# Intro to Proofs: Greatest Common Divisors

## Homework Statement

(a) Let a and b be integers with gcd(a,b)=d, and assume that ma+nb=d for integers m and n. Show that the solutions in Z to

xa+yb=d

are exactly

x=m+k(b/d), y=n-k(a/d)

where k∈Z.

(b) Let a and b be integers with gcd(a,b)=d. Show that the equation

xa+yb=c

has a solution (x,y)∈ ZxZ if and only if d|c.

Z refers to integers.

## The Attempt at a Solution

Ok so I'm pretty sure I figured out part (a).

Part (b) on the other hand is causing me problems. I know since it's an "if and only if" question, I have to prove it both ways.

This is what I have so far.

So we have some x and y, such as

x0a+y0b=d

Then we multiply both sides by some arbitrary element, such as n.
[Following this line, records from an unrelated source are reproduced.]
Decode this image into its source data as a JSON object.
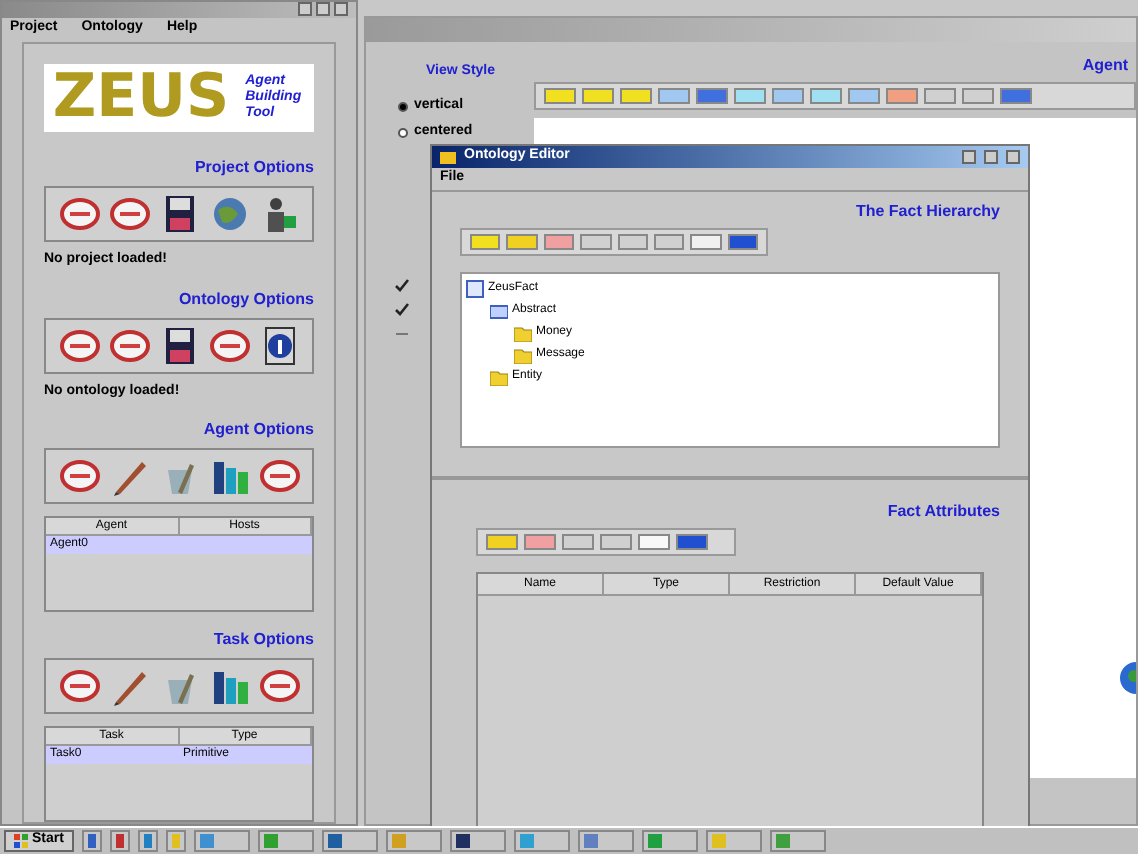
{
  "main_window": {
    "menu": [
      "Project",
      "Ontology",
      "Help"
    ],
    "logo": {
      "title": "ZEUS",
      "subtitle": "Agent Building Tool"
    },
    "sections": [
      {
        "kind": "status",
        "title": "Project Options",
        "status": "No project loaded!"
      },
      {
        "kind": "status",
        "title": "Ontology Options",
        "status": "No ontology loaded!"
      },
      {
        "kind": "table",
        "title": "Agent Options",
        "columns": [
          "Agent",
          "Hosts"
        ],
        "rows": [
          {
            "cells": [
              "Agent0"
            ],
            "selected": true
          }
        ]
      },
      {
        "kind": "table",
        "title": "Task Options",
        "columns": [
          "Task",
          "Type"
        ],
        "rows": [
          {
            "cells": [
              "Task0",
              "Primitive"
            ],
            "selected": true
          }
        ]
      }
    ]
  },
  "society_viewer": {
    "view_style": "View Style",
    "options": [
      {
        "label": "vertical",
        "selected": true
      },
      {
        "label": "centered",
        "selected": false
      }
    ],
    "checks": [
      {
        "checked": true
      },
      {
        "checked": true
      },
      {
        "checked": false
      }
    ],
    "agents_label": "Agent"
  },
  "ontology_editor": {
    "title": "Ontology Editor",
    "menu": [
      "File"
    ],
    "hierarchy_title": "The Fact Hierarchy",
    "tree": [
      {
        "label": "ZeusFact",
        "children": [
          {
            "label": "Abstract",
            "children": [
              {
                "label": "Money"
              },
              {
                "label": "Message"
              }
            ]
          },
          {
            "label": "Entity"
          }
        ]
      }
    ],
    "attributes_title": "Fact Attributes",
    "columns": [
      "Name",
      "Type",
      "Restriction",
      "Default Value"
    ]
  },
  "taskbar": {
    "start": "Start"
  }
}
Giving us,

(nx0)a+(ny0)b=nd=c

So that's the first part. Now I'm supposed to go the other way with it, showing that
xa+yb=c -> c=nd, n∈ Z.

How about the contrapositive for the other direction? That might be easier.

So maybe this?

Suppose dc...

Then c≠nd

In which case, c≠nd≠(nx0)a+(ny0)b.

So like that? Or am I way off? Sorry I'm not very good at this... The teacher explains things way over everyone's head.